There really isn’t any significant amount of randomized human clinical data from which to draw conclusions.
There is more clinical data linking higher incidents of cancer (and liver cancer specifically) to diets containing over 10% animal protein. There are problems with many of those studies as well.
Same old story: X causes cancer. No wait, X actually cures cancer. No wait, this tribe from this remote location never gets cancer and they eat lots of Y, ergo Y must cure/prevent cancer. Deodorant and electromagnetic fields definitely cause cancer etc, etc, etc…[/quote]
But it is known that insulin makes cancer grow.

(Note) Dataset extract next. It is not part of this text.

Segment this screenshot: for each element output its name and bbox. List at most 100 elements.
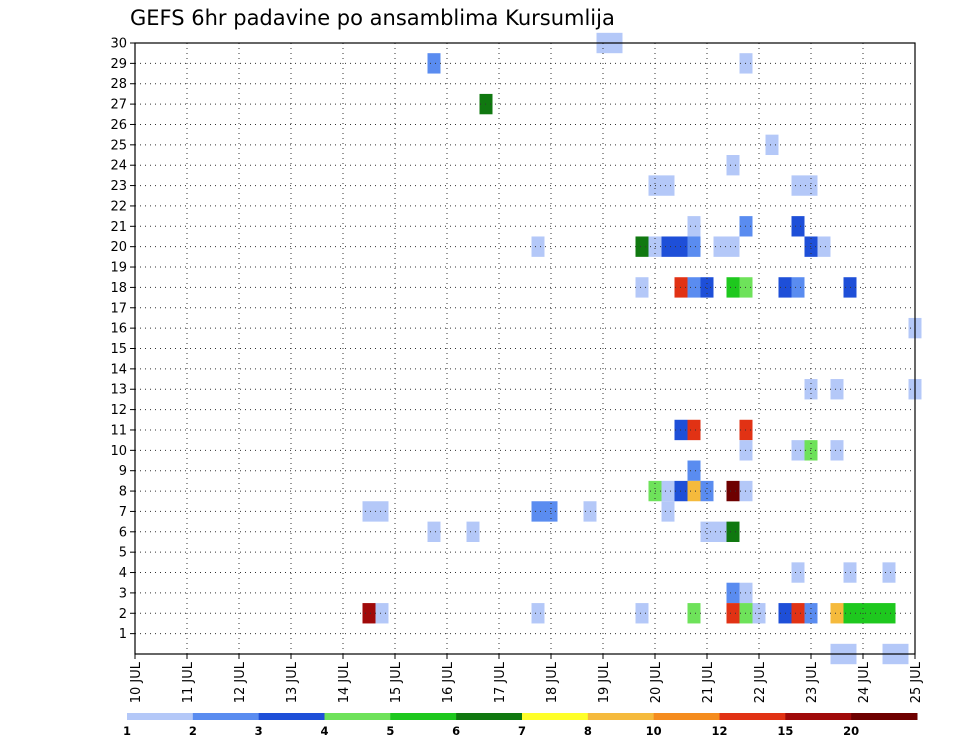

It only seems logical that keeping insulin low would minimize cancer growth.[/quote]
Sure it does. However, “seems logical” is not the same as “supported by legitimate clinical evidence”, which was Ripsaw’s question.
There is also, like I said, a fair amount of evidence linking high percentage animal protein diets with cancer markers, so it also seems logical that a low protein diet is the way to go.
The only thing that consistently seems to reduce the incidence of illness and prolong life afaik is systematic under eating and periodic fasting. If that’s true, I expect most of us are SOL regardless.